Tüm bu veriler ve bilgiler ışığında nereye varıyoruz. En başa tekrar dönelim. Anayasa’ya göre devlet eğitimin sürmesi için gereken her şeye yapmak zorunda. Yapıyor mu? Hayır. Tam tersine eğitimi birileri için ayrıcalıklı hale getirirken yoksul halk kesimleri için ise nitelikli eğitim ulaşılması zor bir noktaya geldi. Tüm bunlar bilinçli yapıldı ve dünkü haberimizde değindiğimiz gibi tam 1,3 milyon çocuk son 6 yılda liselere kaydolmadan okulu bıraktı.
∗∗∗
GÜNDEMİN DEŞİFRESİ
• Öğrenci Veli Derneği (Veli-der) taşımalı eğitime getirilen sınırlamalarla ilgili ülke genelinde açıklama yaptı. Açıklamalarda çocukların eğitimden koparılmak istendiğine dikkat çekildi.
• Eğitimcilerin “Öğretmenliğe darbe” olarak nitelediği Öğretmenlik Meslek Kanunu görüşmeleri tekrar başladı. Eğitimciler Ankara’da bunu protesto etti.
• MEB 2023-2024 Örgün Eğitim İstatistikleri‘ni açıkladı. Çocukların eğitimden kopması devam etti. 6 yılda 1,3 milyon çocuğun eğitimi bıraktığı ortaya çıktı. 14 yılda yapılan imam hatiplerin fen liselerini katladığı öğrenildi.
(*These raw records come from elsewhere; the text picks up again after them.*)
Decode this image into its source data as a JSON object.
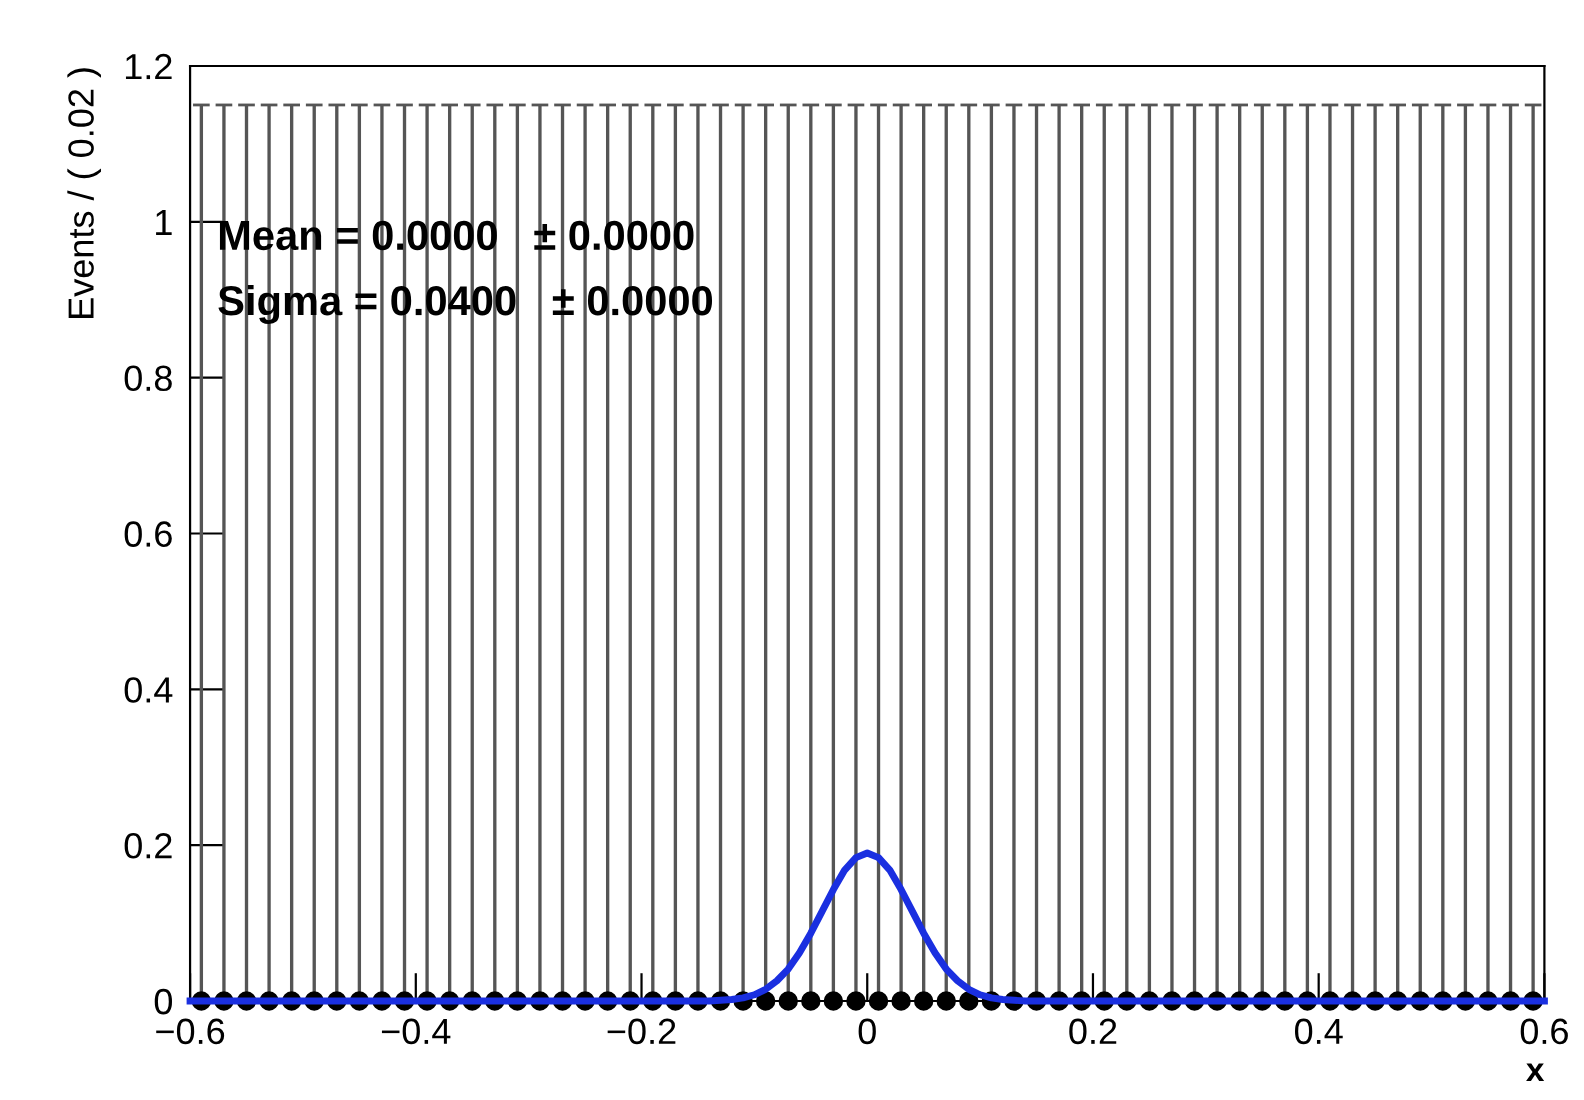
{
  "chart_data": {
    "type": "scatter",
    "xlabel": "x",
    "ylabel": "Events / ( 0.02 )",
    "annotations": [
      "Mean = 0.0000   ± 0.0000",
      "Sigma = 0.0400   ± 0.0000"
    ],
    "xlim": [
      -0.6,
      0.6
    ],
    "ylim": [
      0,
      1.2
    ],
    "xticks": [
      -0.6,
      -0.4,
      -0.2,
      0,
      0.2,
      0.4,
      0.6
    ],
    "yticks": [
      0,
      0.2,
      0.4,
      0.6,
      0.8,
      1,
      1.2
    ],
    "grid": false,
    "legend": false,
    "series": [
      {
        "type": "scatter",
        "color": "#000000",
        "marker": "circle",
        "x": [
          -0.59,
          -0.57,
          -0.55,
          -0.53,
          -0.51,
          -0.49,
          -0.47,
          -0.45,
          -0.43,
          -0.41,
          -0.39,
          -0.37,
          -0.35,
          -0.33,
          -0.31,
          -0.29,
          -0.27,
          -0.25,
          -0.23,
          -0.21,
          -0.19,
          -0.17,
          -0.15,
          -0.13,
          -0.11,
          -0.09,
          -0.07,
          -0.05,
          -0.03,
          -0.01,
          0.01,
          0.03,
          0.05,
          0.07,
          0.09,
          0.11,
          0.13,
          0.15,
          0.17,
          0.19,
          0.21,
          0.23,
          0.25,
          0.27,
          0.29,
          0.31,
          0.33,
          0.35,
          0.37,
          0.39,
          0.41,
          0.43,
          0.45,
          0.47,
          0.49,
          0.51,
          0.53,
          0.55,
          0.57,
          0.59
        ],
        "values": [
          0,
          0,
          0,
          0,
          0,
          0,
          0,
          0,
          0,
          0,
          0,
          0,
          0,
          0,
          0,
          0,
          0,
          0,
          0,
          0,
          0,
          0,
          0,
          0,
          0,
          0,
          0,
          0,
          0,
          0,
          0,
          0,
          0,
          0,
          0,
          0,
          0,
          0,
          0,
          0,
          0,
          0,
          0,
          0,
          0,
          0,
          0,
          0,
          0,
          0,
          0,
          0,
          0,
          0,
          0,
          0,
          0,
          0,
          0,
          0
        ],
        "errors": [
          [
            0,
            1.15
          ],
          [
            0,
            1.15
          ],
          [
            0,
            1.15
          ],
          [
            0,
            1.15
          ],
          [
            0,
            1.15
          ],
          [
            0,
            1.15
          ],
          [
            0,
            1.15
          ],
          [
            0,
            1.15
          ],
          [
            0,
            1.15
          ],
          [
            0,
            1.15
          ],
          [
            0,
            1.15
          ],
          [
            0,
            1.15
          ],
          [
            0,
            1.15
          ],
          [
            0,
            1.15
          ],
          [
            0,
            1.15
          ],
          [
            0,
            1.15
          ],
          [
            0,
            1.15
          ],
          [
            0,
            1.15
          ],
          [
            0,
            1.15
          ],
          [
            0,
            1.15
          ],
          [
            0,
            1.15
          ],
          [
            0,
            1.15
          ],
          [
            0,
            1.15
          ],
          [
            0,
            1.15
          ],
          [
            0,
            1.15
          ],
          [
            0,
            1.15
          ],
          [
            0,
            1.15
          ],
          [
            0,
            1.15
          ],
          [
            0,
            1.15
          ],
          [
            0,
            1.15
          ],
          [
            0,
            1.15
          ],
          [
            0,
            1.15
          ],
          [
            0,
            1.15
          ],
          [
            0,
            1.15
          ],
          [
            0,
            1.15
          ],
          [
            0,
            1.15
          ],
          [
            0,
            1.15
          ],
          [
            0,
            1.15
          ],
          [
            0,
            1.15
          ],
          [
            0,
            1.15
          ],
          [
            0,
            1.15
          ],
          [
            0,
            1.15
          ],
          [
            0,
            1.15
          ],
          [
            0,
            1.15
          ],
          [
            0,
            1.15
          ],
          [
            0,
            1.15
          ],
          [
            0,
            1.15
          ],
          [
            0,
            1.15
          ],
          [
            0,
            1.15
          ],
          [
            0,
            1.15
          ],
          [
            0,
            1.15
          ],
          [
            0,
            1.15
          ],
          [
            0,
            1.15
          ],
          [
            0,
            1.15
          ],
          [
            0,
            1.15
          ],
          [
            0,
            1.15
          ],
          [
            0,
            1.15
          ],
          [
            0,
            1.15
          ],
          [
            0,
            1.15
          ],
          [
            0,
            1.15
          ]
        ]
      },
      {
        "type": "line",
        "color": "#1a2fe0",
        "marker": "none",
        "line_style": "solid",
        "x": [
          -0.6,
          -0.14,
          -0.12,
          -0.11,
          -0.1,
          -0.09,
          -0.08,
          -0.07,
          -0.06,
          -0.05,
          -0.04,
          -0.03,
          -0.02,
          -0.01,
          0,
          0.01,
          0.02,
          0.03,
          0.04,
          0.05,
          0.06,
          0.07,
          0.08,
          0.09,
          0.1,
          0.11,
          0.12,
          0.14,
          0.6
        ],
        "values": [
          0,
          0,
          0.002,
          0.004,
          0.008,
          0.015,
          0.026,
          0.041,
          0.062,
          0.087,
          0.115,
          0.143,
          0.168,
          0.184,
          0.19,
          0.184,
          0.168,
          0.143,
          0.115,
          0.087,
          0.062,
          0.041,
          0.026,
          0.015,
          0.008,
          0.004,
          0.002,
          0,
          0
        ]
      }
    ]
  }
}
Öğrenci sayısı önceki yıla göre 1 milyondan fazla azaldı.
• Sivas’ta Dörteylül Ortaokulu’nda kantin işleten Ümit Alpan, 30 TL bedelli “askıda tost” uygulaması başlattı. Kampanyaya yurtiçi ve yurtdışından katılanlar oldu.
• 4+4+4’e geçilmesinin ardından eğitimde yaşanan dönüşüm İPA’nın raporuna yansıdı. Rapora göre özelleştirme niteliği artırmak yerine düşürdü. Eğitimin rant odaklı ele alınmasıyla geliri düşük veliler imam hatip liselerine mecbur kaldı.
• Muğla’nın Datça ilçesinde düzenlenen "ÇEDES’e hayır" basın açıklamasına katılan eğitimciler sürgün edildi.
• Belediyelerin okullarda temizlik yapmasını engelleyen MEB açıklamasında belediyeleri hedef aldı. Okul yönetimleri ise SMS’le temizlik görevlisi aramaya başladı.